Bugman is right. The person he is referring to is one of my regular cave buddies. His system is simple and well thought out. He has close to 30 years commercial diving, mixed gas, sat, etc., as well as rebreather, and many years of cave experience. He has a second stage attached to each bottle and a third that comes from a block that he breathes from. When scootering or in tight areas there is no need to swap regs. Any failure, which seem few and far between these days......but always possible, is as simple as a quick disconnect with an isolating disconnnect on each bottle. Once he feels he has all of this how he wants it, as he is still tweaking it, I think I will follow suit. The way it is done, you can't even see it unless you know what to look for. The nice things about this is it is modular. You can have the ease of doubles, same gas in both bottles, and the redundancy of separate bottles without a "hard" manifold between.

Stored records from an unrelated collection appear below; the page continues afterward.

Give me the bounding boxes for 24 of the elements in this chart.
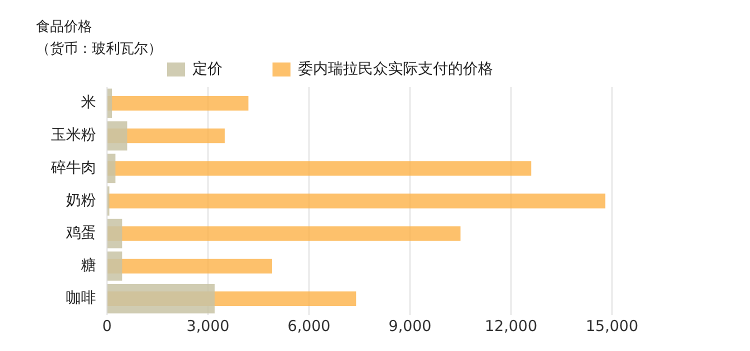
bar xyxy=(108,218,122,248)
y-tick-label: 奶粉 xyxy=(66,190,96,209)
bar xyxy=(108,194,606,208)
y-tick-label: 鸡蛋 xyxy=(65,223,96,242)
bar xyxy=(108,251,122,281)
x-tick-label: 6,000 xyxy=(288,316,330,335)
x-tick-label: 0 xyxy=(102,316,112,335)
y-tick-label: 碎牛肉 xyxy=(50,158,96,176)
bar xyxy=(108,88,112,118)
legend-label: 定价 xyxy=(192,59,222,78)
bar xyxy=(108,284,215,314)
chart-subtitle: （货币：玻利瓦尔） xyxy=(36,40,162,59)
x-tick-label: 15,000 xyxy=(586,316,638,335)
y-tick-label: 玉米粉 xyxy=(51,126,96,144)
x-tick-label: 3,000 xyxy=(186,316,230,335)
chart-title: 食品价格 xyxy=(36,18,93,37)
bar xyxy=(108,154,116,184)
bar xyxy=(108,121,128,151)
legend-label: 委内瑞拉民众实际支付的价格 xyxy=(298,59,493,78)
y-tick-label: 咖啡 xyxy=(66,288,96,307)
y-tick-label: 米 xyxy=(81,93,96,112)
x-tick-label: 9,000 xyxy=(388,316,432,335)
y-tick-label: 糖 xyxy=(81,256,96,274)
x-tick-label: 12,000 xyxy=(484,316,538,335)
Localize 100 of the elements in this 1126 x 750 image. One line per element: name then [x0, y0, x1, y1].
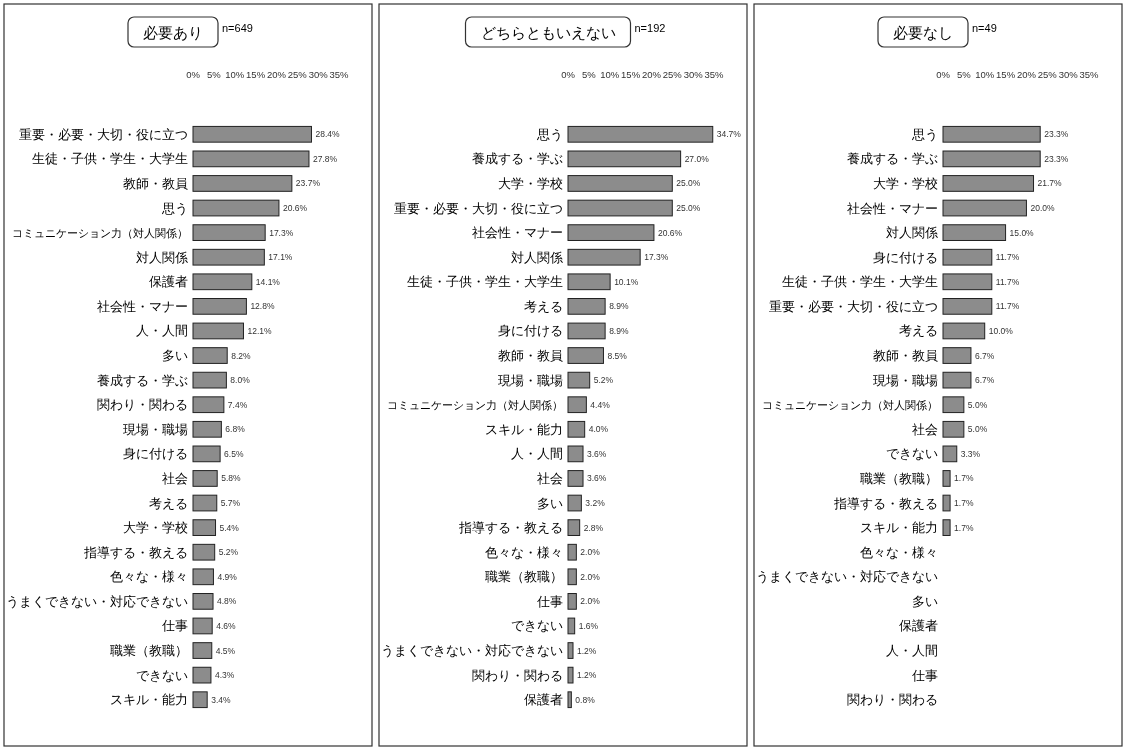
y-tick-label: 教師・教員: [123, 175, 188, 191]
x-tick-label: 10%: [225, 69, 245, 80]
data-label: 1.7%: [954, 473, 974, 484]
bar: [567, 470, 584, 487]
y-tick-label: 重要・必要・大切・役に立つ: [19, 126, 188, 142]
chart-title: どちらともいえない: [480, 24, 616, 41]
bar: [192, 543, 216, 561]
y-tick-label: 教師・教員: [873, 348, 938, 364]
y-tick-label: 対人関係: [136, 249, 188, 265]
y-tick-label: 考える: [899, 323, 938, 339]
data-label: 17.1%: [268, 252, 293, 263]
data-label: 1.7%: [954, 522, 974, 533]
x-tick-label: 15%: [246, 69, 266, 80]
data-label: 12.8%: [250, 301, 275, 312]
data-label: 3.6%: [587, 473, 607, 484]
data-label: 20.0%: [1030, 203, 1055, 214]
y-tick-label: 色々な・様々: [485, 544, 563, 560]
bar: [942, 224, 1007, 241]
bar: [192, 248, 265, 266]
bar: [567, 371, 591, 389]
bar: [942, 519, 951, 536]
data-label: 5.4%: [219, 522, 240, 533]
bar: [192, 298, 247, 315]
bar: [942, 445, 958, 463]
bar: [942, 125, 1041, 143]
x-tick-label: 20%: [266, 69, 287, 80]
data-label: 10.1%: [614, 276, 639, 287]
y-tick-label: 大学・学校: [498, 175, 563, 191]
y-tick-label: 身に付ける: [123, 446, 188, 462]
data-label: 8.2%: [231, 350, 252, 361]
data-label: 1.6%: [578, 620, 599, 631]
x-tick-label: 25%: [662, 69, 683, 80]
x-tick-label: 10%: [975, 69, 995, 80]
bar: [567, 347, 604, 364]
y-tick-label: 仕事: [536, 593, 563, 609]
y-tick-label: 色々な・様々: [110, 569, 188, 585]
data-label: 3.2%: [585, 498, 606, 509]
y-tick-label: 仕事: [911, 667, 938, 683]
bar: [567, 248, 641, 266]
bar: [192, 691, 208, 709]
bar: [192, 175, 293, 192]
bar: [567, 666, 574, 684]
x-tick-label: 5%: [956, 69, 972, 80]
bar: [567, 445, 584, 463]
data-label: 25.0%: [676, 178, 701, 189]
data-label: 27.0%: [684, 153, 710, 164]
bar: [192, 593, 214, 610]
bar: [192, 666, 212, 684]
x-tick-label: 15%: [996, 69, 1016, 80]
data-label: 14.1%: [255, 276, 281, 287]
bar: [567, 617, 576, 635]
x-tick-label: 0%: [561, 69, 576, 80]
bar: [192, 273, 253, 291]
bar: [567, 543, 577, 561]
y-tick-label: 人・人間: [886, 643, 938, 659]
data-label: 1.2%: [577, 645, 597, 656]
bar: [192, 445, 221, 463]
y-tick-label: 現場・職場: [123, 421, 188, 437]
bar: [192, 125, 312, 143]
y-tick-label: スキル・能力: [110, 692, 188, 708]
data-label: 8.0%: [230, 375, 251, 386]
bar: [567, 396, 587, 414]
x-tick-label: 30%: [683, 69, 704, 80]
bar: [192, 224, 266, 241]
y-tick-label: コミュニケーション力（対人関係）: [762, 399, 938, 412]
bar: [192, 371, 227, 389]
bar: [942, 371, 972, 389]
y-tick-label: 生徒・子供・学生・大学生: [407, 274, 563, 290]
y-tick-label: うまくできない・対応できない: [381, 643, 563, 659]
y-tick-label: 社会: [162, 470, 188, 486]
data-label: 27.8%: [312, 153, 338, 164]
bar: [942, 248, 993, 266]
bar: [567, 691, 572, 709]
y-tick-label: できない: [136, 667, 188, 683]
y-tick-label: 生徒・子供・学生・大学生: [32, 151, 188, 167]
y-tick-label: 職業（教職）: [860, 470, 938, 486]
y-tick-label: 保護者: [149, 274, 188, 290]
data-label: 6.7%: [974, 375, 995, 386]
data-label: 11.7%: [995, 276, 1020, 287]
data-label: 28.4%: [315, 129, 341, 140]
y-tick-label: 養成する・学ぶ: [847, 151, 938, 167]
bar: [942, 396, 965, 414]
data-label: 25.0%: [676, 203, 701, 214]
data-label: 23.7%: [295, 178, 321, 189]
y-tick-label: 養成する・学ぶ: [472, 151, 563, 167]
bar: [192, 642, 213, 659]
bar: [942, 322, 986, 340]
chart-subtitle: n=49: [972, 22, 997, 34]
x-tick-label: 0%: [186, 69, 201, 80]
y-tick-label: うまくできない・対応できない: [756, 569, 938, 585]
data-label: 8.9%: [609, 325, 629, 336]
bar: [942, 175, 1035, 192]
x-tick-label: 30%: [1058, 69, 1079, 80]
y-tick-label: 思う: [161, 200, 188, 216]
data-label: 4.8%: [217, 596, 237, 607]
data-label: 4.5%: [215, 645, 236, 656]
data-label: 21.7%: [1037, 178, 1063, 189]
y-tick-label: 指導する・教える: [833, 495, 938, 511]
y-tick-label: 大学・学校: [123, 520, 188, 536]
x-tick-label: 10%: [600, 69, 620, 80]
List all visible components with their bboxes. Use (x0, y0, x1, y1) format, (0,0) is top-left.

I still have the gas block I used to use on commercial dives to connect both primary and a bailout gas to a FFM. It is designed so that the block will isolate each source from the other by traveling through an "off" position where no gas flows so that you maintain fully independent gas sources.
It is also easy to set them up with a Scubapro Air 2 or other high flow type quick disconnect but that would serve more as a means to use additional stage bottles, deco gas, etc that coudl be plugged into the two ports on the gas block.

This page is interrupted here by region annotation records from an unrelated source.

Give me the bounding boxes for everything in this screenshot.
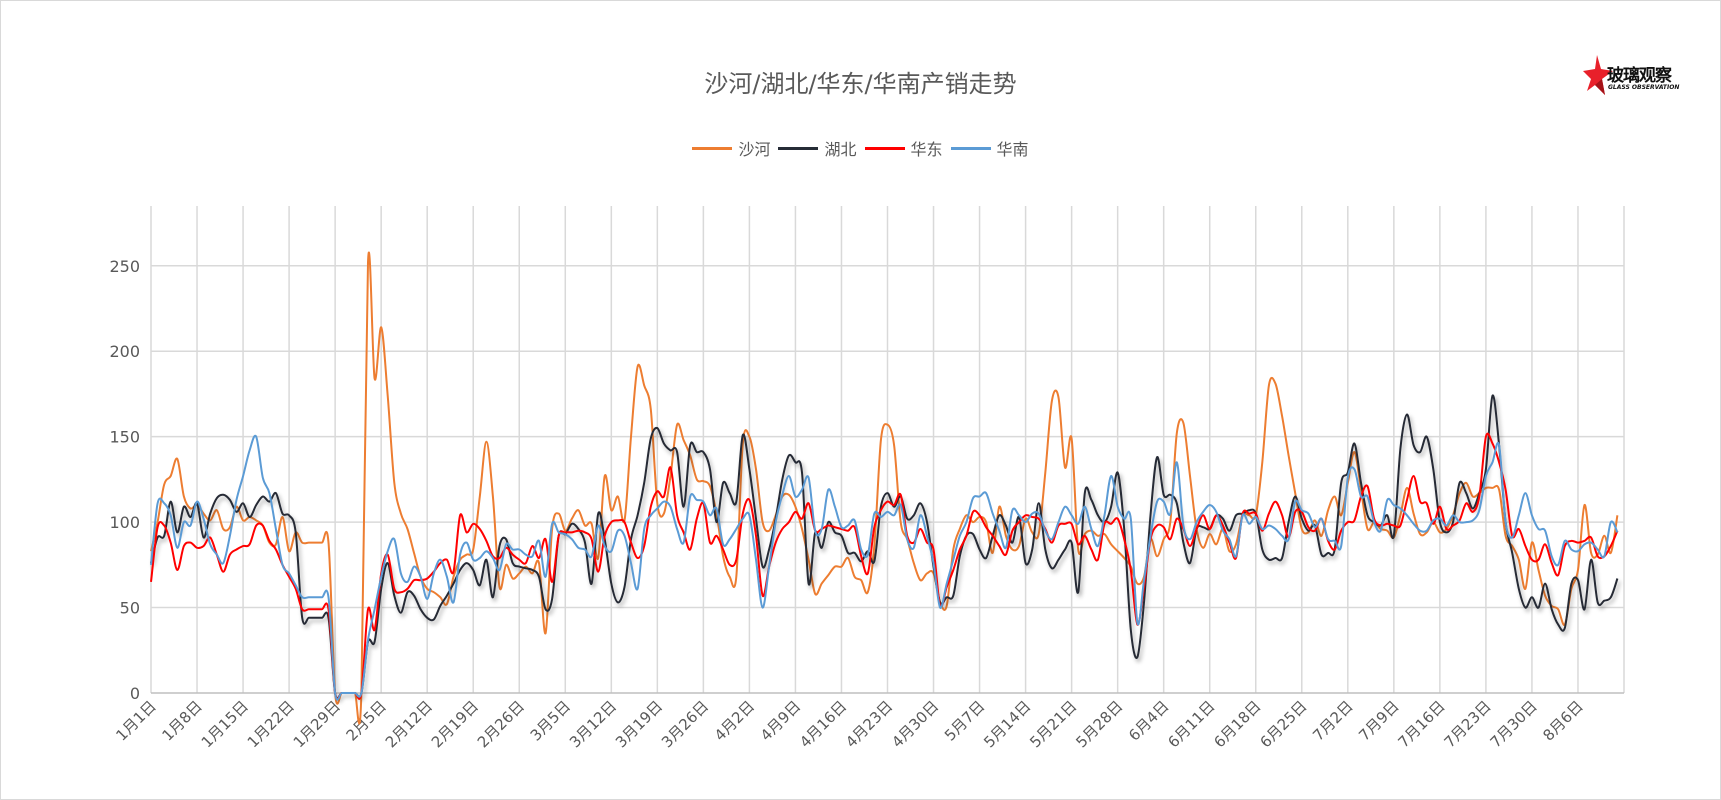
logo: 玻璃观察 GLASS OBSERVATION — [1583, 55, 1693, 105]
logo-text-cn: 玻璃观察 — [1607, 66, 1672, 86]
x-tick-label: 6月25日 — [1256, 697, 1310, 751]
x-tick-label: 1月29日 — [290, 697, 344, 751]
legend-line-hubei — [778, 146, 819, 150]
series-lines — [150, 251, 1619, 725]
x-tick-label: 4月16日 — [796, 697, 850, 751]
x-axis: 1月1日1月8日1月15日1月22日1月29日2月5日2月12日2月19日2月2… — [112, 697, 1586, 751]
logo-text-en: GLASS OBSERVATION — [1608, 84, 1680, 91]
y-tick-label: 200 — [109, 342, 140, 361]
legend-line-huadong — [864, 146, 905, 150]
x-tick-label: 1月15日 — [198, 697, 252, 751]
legend-item-huanan[interactable]: 华南 — [950, 136, 1029, 160]
y-axis: 0 50 100 150 200 250 — [109, 257, 140, 703]
x-tick-label: 1月1日 — [112, 697, 159, 744]
x-tick-label: 4月23日 — [842, 697, 896, 751]
legend: 沙河 湖北 华东 华南 — [0, 136, 1721, 160]
x-tick-label: 2月12日 — [382, 697, 436, 751]
x-tick-label: 5月28日 — [1072, 697, 1126, 751]
x-tick-label: 4月30日 — [888, 697, 942, 751]
series-line-2 — [150, 432, 1619, 700]
x-tick-label: 7月30日 — [1487, 697, 1541, 751]
y-tick-label: 250 — [109, 257, 140, 276]
y-tick-label: 100 — [109, 513, 140, 532]
legend-item-huadong[interactable]: 华东 — [864, 136, 943, 160]
x-tick-label: 5月21日 — [1026, 697, 1080, 751]
x-tick-label: 7月2日 — [1309, 697, 1356, 744]
legend-item-shahe[interactable]: 沙河 — [692, 136, 770, 160]
series-line-1 — [150, 394, 1619, 700]
legend-line-huanan — [950, 146, 991, 150]
chart-title: 沙河/湖北/华东/华南产销走势 — [704, 70, 1017, 98]
x-tick-label: 2月26日 — [474, 697, 528, 751]
series-line-0 — [150, 251, 1619, 725]
x-tick-label: 2月19日 — [428, 697, 482, 751]
red-star-icon — [1583, 55, 1613, 95]
y-tick-label: 150 — [109, 428, 140, 447]
x-tick-label: 7月23日 — [1441, 697, 1495, 751]
x-tick-label: 3月19日 — [612, 697, 666, 751]
legend-line-shahe — [692, 146, 733, 150]
y-tick-label: 0 — [130, 684, 140, 703]
series-line-3 — [150, 434, 1619, 701]
x-tick-label: 8月6日 — [1539, 697, 1586, 744]
x-tick-label: 4月2日 — [711, 697, 758, 744]
legend-label: 华东 — [910, 140, 943, 159]
legend-label: 华南 — [996, 140, 1029, 159]
legend-item-hubei[interactable]: 湖北 — [778, 136, 857, 160]
x-tick-label: 1月22日 — [244, 697, 298, 751]
legend-label: 沙河 — [738, 140, 771, 159]
x-tick-label: 3月12日 — [566, 697, 620, 751]
y-tick-label: 50 — [120, 599, 140, 618]
x-tick-label: 6月18日 — [1210, 697, 1264, 751]
x-tick-label: 6月11日 — [1164, 697, 1218, 751]
x-tick-label: 3月26日 — [658, 697, 712, 751]
x-tick-label: 7月16日 — [1395, 697, 1449, 751]
gridlines — [150, 206, 1625, 694]
x-tick-label: 5月14日 — [980, 697, 1034, 751]
legend-label: 湖北 — [824, 140, 857, 159]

That said, there is really no position where you could draw evenly from both tanks - you would have to manually switch the block from one source to the other. It is simple to do and takes about half a second, but it is still a gas switch.
All of which makes me want to ask the following questions:
1. What gas block is he using?
2. How does he integrate a backup second stage into the sidemount/gas block combination.
3. Where does he incorporate the long hose?
4. What does he do for deco - separate deco bottles or the gas block?
5. If the latter what safegaurds does he use to ensure he does not select the wrong gas?
I also dove independent doubles for a few years and I don't see any advantage of using a gas block for a techncial dive. In managing independent doubles you breath a third from one tank, then switch regs and breathe a hird from the second tank, turn the dive continue breathing the second third and then switch back to the first tank to breathe the second third, leaving 1/3 in each tank. Basically there are still only 2 back gas switches over the entire dive.
With side mounting and any number of stages, you'd modify the amounts used from the two primary tanks to maintain the larger reserve needed for the entire dive, but it would still be only two "backgas" switches.